Most people are serious about trying to do something to change the economy. I wonder if the same organization-building is happening in Italy and the rest of Europe.
The first Occupy National Gathering is being organized by Occupy Philadelphia for June 30-July 4 (July 4 is of course Independence Day in the US, and the Declaration of Independence was written in Philadelphia). You can read about the gathering at their website: http://www.occupynationalgathering.com/.
The gathering is described as “the movement’s disparate chapters collaborating on a massive scale.”
The most common criticism of the Occupy movement is that “they don’t have a clear vision of an alternative,” and that is generally true. But many participants are working hard to try to figure out their vision, or at least parts of it. And they are generally clear about the basic principles of the alternative: economy equality, economic justice, and economic democracy. If these basic principles continue to be taken seriously, it will likely lead in the direction of socialism. It will be the challenge of socialists (the challenge of a lifetime) to participate actively in these Occupy movements and try to persuade others to take this movement in a socialist direction.
An important shortcoming of the Occupy movement is that relations with unions and other employed workers are generally weak, with some notable exceptions (especially in New York and Oakland).

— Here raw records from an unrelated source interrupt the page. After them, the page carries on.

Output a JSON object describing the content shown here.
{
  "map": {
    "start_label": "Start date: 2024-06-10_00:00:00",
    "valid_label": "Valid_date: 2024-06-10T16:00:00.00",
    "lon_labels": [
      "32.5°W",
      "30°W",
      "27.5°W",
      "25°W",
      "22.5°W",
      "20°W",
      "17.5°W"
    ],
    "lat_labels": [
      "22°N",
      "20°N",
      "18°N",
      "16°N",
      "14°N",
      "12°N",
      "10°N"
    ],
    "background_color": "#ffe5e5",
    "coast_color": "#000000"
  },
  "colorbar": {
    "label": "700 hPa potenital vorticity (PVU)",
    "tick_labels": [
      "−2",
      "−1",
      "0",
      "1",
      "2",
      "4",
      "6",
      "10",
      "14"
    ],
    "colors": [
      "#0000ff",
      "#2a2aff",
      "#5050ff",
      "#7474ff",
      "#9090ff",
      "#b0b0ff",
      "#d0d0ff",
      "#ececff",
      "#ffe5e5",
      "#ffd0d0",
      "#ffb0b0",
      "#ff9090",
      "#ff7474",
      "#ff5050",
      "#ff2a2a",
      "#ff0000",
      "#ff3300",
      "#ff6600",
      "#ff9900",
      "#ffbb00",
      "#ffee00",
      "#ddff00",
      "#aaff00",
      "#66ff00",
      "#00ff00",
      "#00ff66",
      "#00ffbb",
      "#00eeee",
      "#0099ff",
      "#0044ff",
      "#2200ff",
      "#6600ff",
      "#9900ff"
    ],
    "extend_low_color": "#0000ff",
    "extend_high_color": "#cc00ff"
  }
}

The most widespread strike support activity has been the leafleting of the retail stores of the telecommunications giant Verizon in many cities (the company is very profitable, but it is demanding a wide variety of “take-backs” from workers, including especially heath care benefits; the union called off a short-lived strike last August, and negotiations have dragged on since). Much more along these lines needs to be done to build mutual support and connections. If Occupy activists are looking for something to do today, the best thing would be to support workers on strike, wherever that might be.